From left to right: Rustam Diarov, Evgeny and Olga Ivanov, Sergey Klikunov
An Appeal in the City Astrakhan Upheld Prison Sentences for Four Jehovah's Witnesses, Including a Woman
Astrakhan RegionOn March 3, 2022, the Astrakhan Regional Court upheld the harsh sentence for Jehovah's Witnesses: 8 years in prison for Yevgeniy Ivanov, Rustam Diarov and Sergey Klikunov, and 3.5 years in prison for Ivanov's wife, Olga.
Four believers were detained and placed in a temporary detention center in June 2020 during mass searches. After that, the men were imprisoned in a pre-trial detention center. Olga Ivanova spent about a year and a half under house arrest, and then waited 4 months for an appeal decision while in a pre-trial detention center.
At the hearings in the first instance - the Trusovsky District Court of Astrakhan - dozens of defense witnesses indicated that extremism was alien to the defendants. The prosecutor, in turn, refused to question 20 prosecution witnesses, which limited the right of believers to a full and objective study of the circumstances of the case.
The prosecution strategy was reduced to proving that the defendants belonged to the religion of Jehovah's Witnesses. At the same time, as stated by the Russia’s Government, religion itself is not prohibited. In reality, the security forces do not distinguish between the constitutional right to freedom of religion and participation in the activities of an organization banned by the court. The believers insist on their innocence and intend to appeal the verdict in cassation, as well as in international instances.

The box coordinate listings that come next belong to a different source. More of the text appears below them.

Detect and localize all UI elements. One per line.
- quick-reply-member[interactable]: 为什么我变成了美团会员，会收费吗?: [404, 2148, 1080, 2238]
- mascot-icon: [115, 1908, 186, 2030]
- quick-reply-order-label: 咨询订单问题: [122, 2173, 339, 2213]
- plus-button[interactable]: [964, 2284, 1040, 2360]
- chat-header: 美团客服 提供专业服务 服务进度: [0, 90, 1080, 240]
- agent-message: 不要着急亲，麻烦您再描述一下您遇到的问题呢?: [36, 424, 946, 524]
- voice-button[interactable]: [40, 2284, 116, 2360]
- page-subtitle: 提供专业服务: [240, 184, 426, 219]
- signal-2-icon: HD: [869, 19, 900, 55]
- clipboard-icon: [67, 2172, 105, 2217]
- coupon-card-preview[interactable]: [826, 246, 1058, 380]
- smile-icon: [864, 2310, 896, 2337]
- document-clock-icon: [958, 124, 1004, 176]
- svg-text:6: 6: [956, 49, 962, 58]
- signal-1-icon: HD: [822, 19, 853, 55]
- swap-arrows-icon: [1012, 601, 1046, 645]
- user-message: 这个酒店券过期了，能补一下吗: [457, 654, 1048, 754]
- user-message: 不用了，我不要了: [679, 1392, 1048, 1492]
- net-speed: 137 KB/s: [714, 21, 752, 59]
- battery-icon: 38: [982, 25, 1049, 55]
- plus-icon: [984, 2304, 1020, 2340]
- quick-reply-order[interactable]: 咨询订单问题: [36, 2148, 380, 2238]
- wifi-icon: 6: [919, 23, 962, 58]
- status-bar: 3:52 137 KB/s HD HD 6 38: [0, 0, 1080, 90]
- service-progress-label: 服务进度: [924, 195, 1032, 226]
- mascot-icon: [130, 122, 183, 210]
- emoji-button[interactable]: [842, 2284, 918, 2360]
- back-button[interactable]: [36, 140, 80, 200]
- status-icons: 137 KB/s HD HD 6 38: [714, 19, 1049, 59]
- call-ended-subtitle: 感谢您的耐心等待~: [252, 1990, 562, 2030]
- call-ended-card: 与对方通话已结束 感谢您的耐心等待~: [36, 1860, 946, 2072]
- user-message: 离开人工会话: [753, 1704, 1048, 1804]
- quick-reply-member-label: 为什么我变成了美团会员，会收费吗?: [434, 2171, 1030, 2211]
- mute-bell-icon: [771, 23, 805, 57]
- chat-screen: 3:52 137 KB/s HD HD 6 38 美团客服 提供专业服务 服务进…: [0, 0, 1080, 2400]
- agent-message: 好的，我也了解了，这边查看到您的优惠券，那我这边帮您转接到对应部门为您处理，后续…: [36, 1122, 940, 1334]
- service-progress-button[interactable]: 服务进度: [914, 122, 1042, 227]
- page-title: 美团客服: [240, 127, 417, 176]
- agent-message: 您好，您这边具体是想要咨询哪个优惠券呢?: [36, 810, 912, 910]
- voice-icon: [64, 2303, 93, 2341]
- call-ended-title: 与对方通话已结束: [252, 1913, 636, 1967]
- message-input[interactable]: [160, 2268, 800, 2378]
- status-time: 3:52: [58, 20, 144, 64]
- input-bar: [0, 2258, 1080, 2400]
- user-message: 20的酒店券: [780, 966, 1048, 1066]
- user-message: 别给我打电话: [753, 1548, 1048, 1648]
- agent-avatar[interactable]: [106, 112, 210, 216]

Anna Safronova from Astrakhan, who had previously been involved in the case of Ivanov and others as a witness, was also sent to jail in January 2022 by a harsh court decision only for peaceful religious beliefs — she was sentenced to 6 years in prison.
The persecution of Jehovah's Witnesses in Russia causes great resonance in the legal community. The Supreme Court of the Russian Federation, the ECHR, the Committee of Ministers of the Council of Europe, the UN Working Group on Arbitrary Detention are just some of the organizations condemning the repression of Jehovah's Witnesses.